Poetry as a leadership practice
Then there’s a strange, delightful detour: poetry. Simon began writing four-line poems as a way to process anxiety. The poems multiplied into a 400-page collection that he gifts to strangers, Uber drivers, and collaborators around the world. It’s an odd leadership instrument — softening edges, creating human connection, and reminding people that seriousness and tenderness can coexist.
Giving away those poems also reframes value. Rather than monetizing every output, he used creativity to rebuild trust and emotional capital. I found that move unexpectedly generous and strategically sharp.
Practical takeaways worth stealing
- Practice micro-horizons: break big fears into twelve-hour missions to reduce overwhelm and improve decision-making.
- Protect culture first: keep people inspired when revenue falls; momentum is as much emotional as financial.
- Stay a learner: mix classic sales techniques with behavioral science and fresh front-line ideas.
- Teach your playbook: test your systems by giving them to juniors; replication proves the formula.
Final thought
Simon Leslie's story is a reminder that leadership is as much about inner practice as outer tactics. Patience, curiosity, faith, and a willingness to be a beginner are not fluffy virtues — they're the scaffolding that lets people and businesses rebuild when the ground shifts. Imagine treating setbacks as invitations to return to white belt posture; what might that decision do to your next twelve hours?
Key points
- Simon adopts a "white belt" mindset, focusing on the next 12 hours as a survival tactic.

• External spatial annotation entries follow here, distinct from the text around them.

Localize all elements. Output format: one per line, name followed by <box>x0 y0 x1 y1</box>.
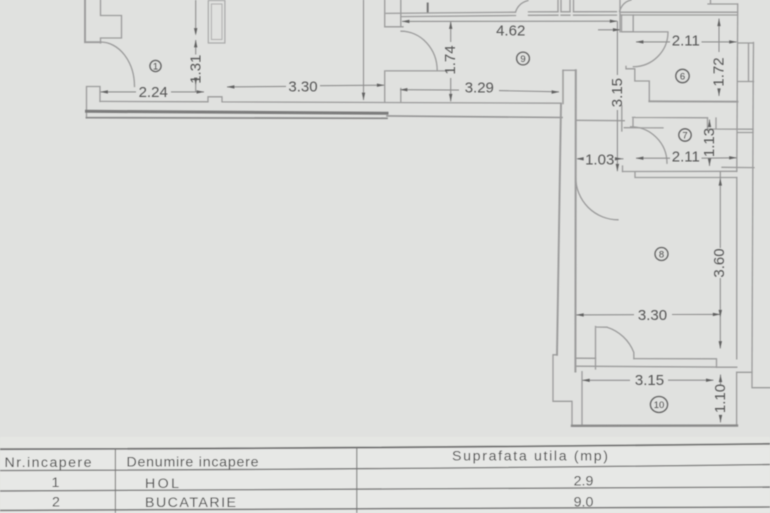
svg-text:Denumire incapere: Denumire incapere <box>127 455 259 471</box>
svg-text:1: 1 <box>52 475 60 491</box>
svg-text:2.11: 2.11 <box>672 32 700 49</box>
svg-text:1.10: 1.10 <box>712 384 729 413</box>
svg-text:HOL: HOL <box>145 476 179 492</box>
svg-text:7: 7 <box>682 131 687 142</box>
svg-text:3.29: 3.29 <box>465 80 494 97</box>
svg-text:2: 2 <box>52 495 60 511</box>
svg-text:3.15: 3.15 <box>635 372 664 389</box>
svg-text:BUCATARIE: BUCATARIE <box>145 495 236 511</box>
svg-text:1.03: 1.03 <box>585 151 614 168</box>
svg-text:1.74: 1.74 <box>442 45 459 74</box>
svg-text:1: 1 <box>153 61 158 72</box>
svg-text:2.11: 2.11 <box>672 148 700 165</box>
svg-text:1.31: 1.31 <box>188 55 205 84</box>
svg-text:3.15: 3.15 <box>609 78 626 107</box>
svg-text:Suprafata utila (mp): Suprafata utila (mp) <box>452 449 608 465</box>
svg-text:9.0: 9.0 <box>574 495 594 511</box>
svg-text:1.13: 1.13 <box>701 128 718 157</box>
svg-text:3.60: 3.60 <box>711 248 728 277</box>
svg-text:3.30: 3.30 <box>638 307 667 324</box>
svg-text:2.24: 2.24 <box>139 84 168 101</box>
svg-text:3.30: 3.30 <box>288 79 317 96</box>
svg-text:4.62: 4.62 <box>496 22 525 39</box>
svg-text:6: 6 <box>680 72 685 83</box>
svg-text:1.72: 1.72 <box>711 57 728 86</box>
svg-text:9: 9 <box>520 54 525 65</box>
svg-text:2.9: 2.9 <box>574 474 594 490</box>
svg-text:10: 10 <box>654 400 665 411</box>
svg-text:8: 8 <box>659 250 664 261</box>
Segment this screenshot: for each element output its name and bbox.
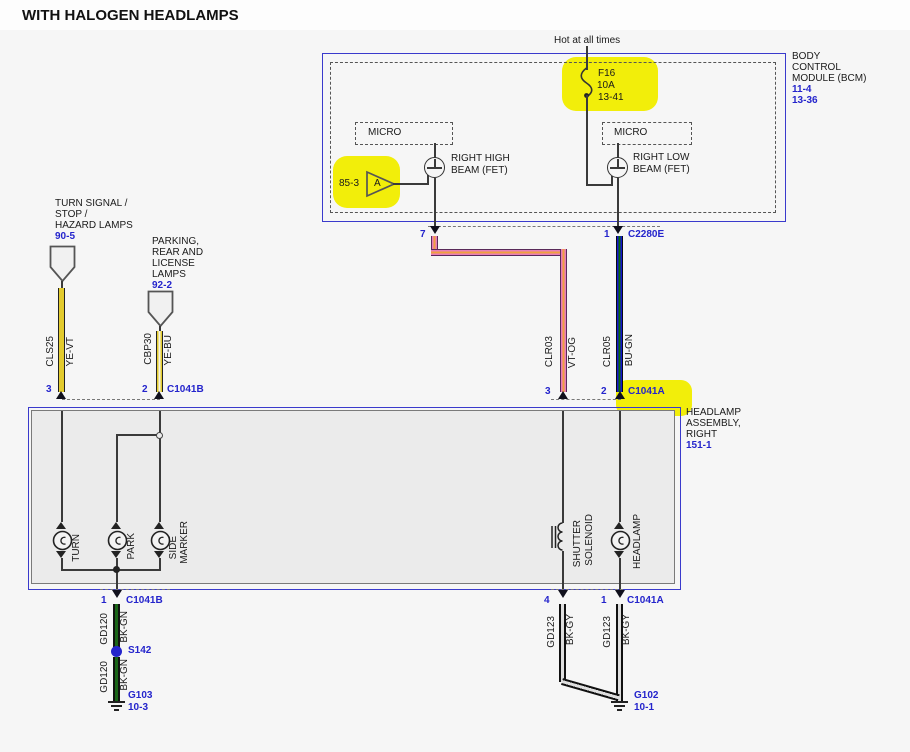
wire-clr03-seg3 bbox=[560, 249, 567, 392]
pin-bottom-shutter-number: 4 bbox=[544, 595, 550, 606]
hot-at-all-times-label: Hot at all times bbox=[554, 35, 620, 46]
turn-ref-line1: TURN SIGNAL / bbox=[55, 198, 127, 209]
turn-branch bbox=[61, 411, 63, 522]
wire-cls25-circuit: CLS25 bbox=[45, 336, 57, 367]
c1041b-bottom-line bbox=[100, 589, 170, 590]
park-feed-top bbox=[159, 411, 161, 434]
splice-s142-label[interactable]: S142 bbox=[128, 645, 151, 656]
fet-low-out bbox=[617, 178, 619, 228]
sidemarker-bulb-chevron-up bbox=[154, 522, 164, 529]
turn-label: TURN bbox=[71, 534, 83, 562]
assembly-page-ref[interactable]: 151-1 bbox=[686, 440, 712, 451]
bus-junction-dot bbox=[113, 566, 120, 573]
fet-low-label1: RIGHT LOW bbox=[633, 152, 689, 163]
bcm-title-line3: MODULE (BCM) bbox=[792, 73, 866, 84]
turn-bulb bbox=[52, 530, 73, 551]
wire-cbp30-circuit: CBP30 bbox=[143, 333, 155, 365]
wire-clr05-circuit: CLR05 bbox=[602, 336, 614, 367]
turn-ref-line3: HAZARD LAMPS bbox=[55, 220, 133, 231]
fet-high-out bbox=[434, 178, 436, 228]
pin3-turn-arrow bbox=[56, 391, 66, 399]
offpage-pentagon-turn bbox=[49, 245, 76, 283]
shutter-solenoid-symbol bbox=[549, 521, 569, 553]
park-branch-h bbox=[116, 434, 160, 436]
park-bulb-chevron-up bbox=[111, 522, 121, 529]
connector-c1041b-bottom[interactable]: C1041B bbox=[126, 595, 163, 606]
branch-junction bbox=[156, 432, 163, 439]
micro-left-to-fet bbox=[434, 143, 436, 158]
turn-ref-line2: STOP / bbox=[55, 209, 87, 220]
park-ref-line4: LAMPS bbox=[152, 269, 186, 280]
ground-g103-symbol-mid bbox=[111, 705, 122, 707]
shutter-label-1: SHUTTER bbox=[572, 520, 584, 567]
wire-gd120-upper-color: BK-GN bbox=[119, 611, 131, 643]
wire-clr05 bbox=[616, 236, 623, 392]
pin-turn-number: 3 bbox=[46, 384, 52, 395]
turn-bulb-chevron-down bbox=[56, 551, 66, 558]
fet-high-label1: RIGHT HIGH bbox=[451, 153, 510, 164]
pin1-arrow bbox=[613, 226, 623, 234]
sidemarker-label-2: MARKER bbox=[179, 521, 191, 564]
input-a-wire bbox=[393, 183, 429, 185]
pin-bottom-headlamp-number: 1 bbox=[601, 595, 607, 606]
headlamp-bulb-chevron-up bbox=[614, 522, 624, 529]
pin-low-number: 1 bbox=[604, 229, 610, 240]
park-bulb-chevron-down bbox=[111, 551, 121, 558]
wire-clr03-circuit: CLR03 bbox=[544, 336, 556, 367]
bcm-title-line1: BODY bbox=[792, 51, 820, 62]
connector-c1041b-top[interactable]: C1041B bbox=[167, 384, 204, 395]
headlamp-feed bbox=[619, 411, 621, 522]
fuse-symbol bbox=[574, 68, 599, 98]
ground-g102-page[interactable]: 10-1 bbox=[634, 702, 654, 713]
fet-low-bar bbox=[610, 167, 625, 169]
pin2-headlamp-arrow bbox=[615, 391, 625, 399]
ground-g102-symbol-mid bbox=[614, 705, 625, 707]
input-a-page: 85-3 bbox=[339, 178, 359, 189]
wire-cbp30 bbox=[156, 331, 163, 392]
lamp-ground-bus bbox=[61, 569, 161, 571]
ground-g103-symbol bbox=[108, 701, 125, 703]
bcm-page-ref-1[interactable]: 11-4 bbox=[792, 84, 811, 95]
fet-high-bar bbox=[427, 167, 442, 169]
park-ref-line3: LICENSE bbox=[152, 258, 195, 269]
sidemarker-branch bbox=[159, 438, 161, 522]
assembly-title-line1: HEADLAMP bbox=[686, 407, 741, 418]
wire-gd123-diagonal bbox=[561, 678, 620, 701]
pin2-park-arrow bbox=[154, 391, 164, 399]
wire-gd120-lower-circuit: GD120 bbox=[99, 661, 111, 693]
ground-g103-name[interactable]: G103 bbox=[128, 690, 152, 701]
power-wire-top bbox=[586, 46, 588, 70]
headlamp-label: HEADLAMP bbox=[632, 514, 644, 569]
park-ref-line1: PARKING, bbox=[152, 236, 199, 247]
pin1-bottom-left-arrow bbox=[112, 590, 122, 598]
pin4-bottom-arrow bbox=[558, 590, 568, 598]
fuse-name: F16 bbox=[598, 68, 615, 79]
headlamp-tail bbox=[619, 558, 621, 590]
micro-right-to-fet bbox=[617, 143, 619, 158]
offpage-pentagon-park bbox=[147, 290, 174, 328]
connector-c1041a-top[interactable]: C1041A bbox=[628, 386, 665, 397]
headlamp-bulb-chevron-down bbox=[614, 551, 624, 558]
wiring-diagram-page: WITH HALOGEN HEADLAMPS Hot at all times … bbox=[0, 0, 910, 752]
connector-c2280e[interactable]: C2280E bbox=[628, 229, 664, 240]
wire-clr03-color: VT-OG bbox=[567, 337, 579, 368]
pin3-shutter-arrow bbox=[558, 391, 568, 399]
wire-gd123-right-color: BK-GY bbox=[621, 614, 633, 645]
park-bulb bbox=[107, 530, 128, 551]
micro-label-right: MICRO bbox=[614, 127, 647, 138]
pin7-arrow bbox=[430, 226, 440, 234]
shutter-feed bbox=[562, 411, 564, 523]
shutter-label-2: SOLENOID bbox=[584, 514, 596, 566]
wire-gd120-upper-circuit: GD120 bbox=[99, 613, 111, 645]
fuse-page: 13-41 bbox=[598, 92, 624, 103]
shutter-tail bbox=[562, 551, 564, 590]
ground-g102-name[interactable]: G102 bbox=[634, 690, 658, 701]
connector-c1041a-bottom[interactable]: C1041A bbox=[627, 595, 664, 606]
c1041a-top-line bbox=[551, 399, 621, 400]
pin-bottom-left-number: 1 bbox=[101, 595, 107, 606]
park-label: PARK bbox=[126, 533, 138, 560]
pin1-bottom-right-arrow bbox=[615, 590, 625, 598]
wire-cbp30-color: YE-BU bbox=[163, 335, 175, 366]
c2280e-connector-line bbox=[428, 226, 660, 227]
park-ref-line2: REAR AND bbox=[152, 247, 203, 258]
splice-s142-dot bbox=[111, 646, 122, 657]
fet-high-label2: BEAM (FET) bbox=[451, 165, 508, 176]
pin-shutter-number: 3 bbox=[545, 386, 551, 397]
micro-label-left: MICRO bbox=[368, 127, 401, 138]
wire-clr05-color: BU-GN bbox=[624, 334, 636, 366]
wire-cls25 bbox=[58, 288, 65, 392]
turn-ref-page[interactable]: 90-5 bbox=[55, 231, 75, 242]
bcm-page-ref-2[interactable]: 13-36 bbox=[792, 95, 818, 106]
assembly-title-line2: ASSEMBLY, bbox=[686, 418, 741, 429]
ground-g102-symbol-low bbox=[617, 709, 622, 711]
wire-gd123-left-color: BK-GY bbox=[565, 614, 577, 645]
fuse-amps: 10A bbox=[597, 80, 615, 91]
ground-g103-page[interactable]: 10-3 bbox=[128, 702, 148, 713]
wire-gd120-lower-color: BK-GN bbox=[119, 659, 131, 691]
fuse-wire-elbow bbox=[586, 184, 613, 186]
pin-headlamp-number: 2 bbox=[601, 386, 607, 397]
park-branch-v bbox=[116, 434, 118, 522]
bcm-title-line2: CONTROL bbox=[792, 62, 841, 73]
wire-clr03-seg2 bbox=[431, 249, 567, 256]
fet-low-feed bbox=[611, 176, 613, 185]
wire-cls25-color: YE-VT bbox=[65, 337, 77, 366]
assembly-title-line3: RIGHT bbox=[686, 429, 717, 440]
fuse-wire-down bbox=[586, 95, 588, 185]
input-a-letter: A bbox=[374, 178, 381, 189]
ground-g102-symbol bbox=[611, 701, 628, 703]
wire-gd123-left-circuit: GD123 bbox=[546, 616, 558, 648]
page-title: WITH HALOGEN HEADLAMPS bbox=[22, 7, 239, 25]
headlamp-bulb bbox=[610, 530, 631, 551]
turn-bulb-chevron-up bbox=[56, 522, 66, 529]
sidemarker-bulb-chevron-down bbox=[154, 551, 164, 558]
ground-g103-symbol-low bbox=[114, 709, 119, 711]
c1041b-top-line bbox=[62, 399, 160, 400]
fet-high-feed bbox=[427, 175, 429, 184]
pin-park-number: 2 bbox=[142, 384, 148, 395]
fet-low-label2: BEAM (FET) bbox=[633, 164, 690, 175]
pin-high-number: 7 bbox=[420, 229, 426, 240]
wire-gd123-right-circuit: GD123 bbox=[602, 616, 614, 648]
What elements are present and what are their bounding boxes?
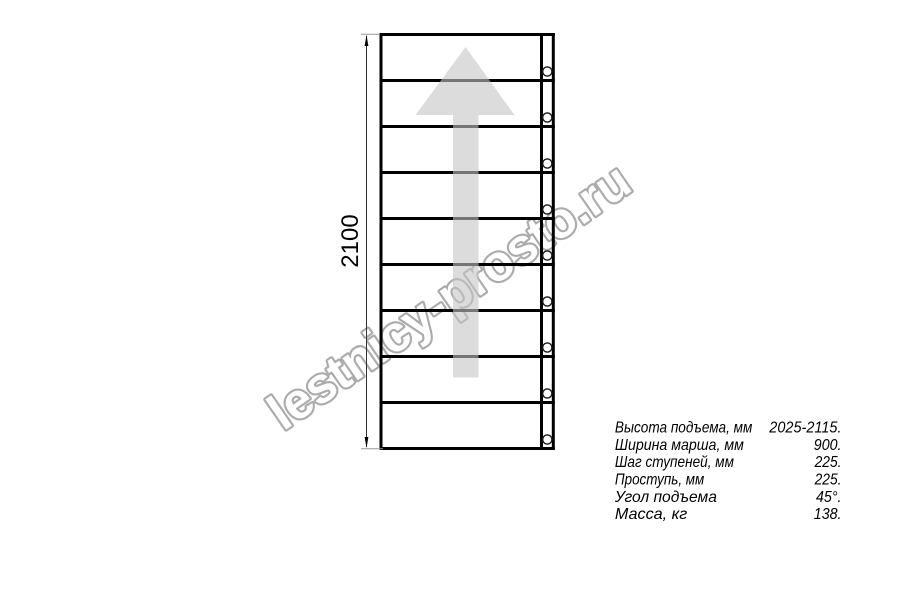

- During the pandemic his business dropped from peak revenue to near zero, forcing cultural prioritization.
- He called high-profile friends to give unpaid talks and support his team's morale.
- Simon has logged roughly 300,000 hours studying sales, blending classics with behavioral science.
- A timely payment from a German bank helped save the company and reinforced faith in recovery.
- His son used Simon's playbook to grow an influencer agency from one client to eighty talents.
- Simon wrote daily four-line poems and compiled a 400-page book distributed as a gift.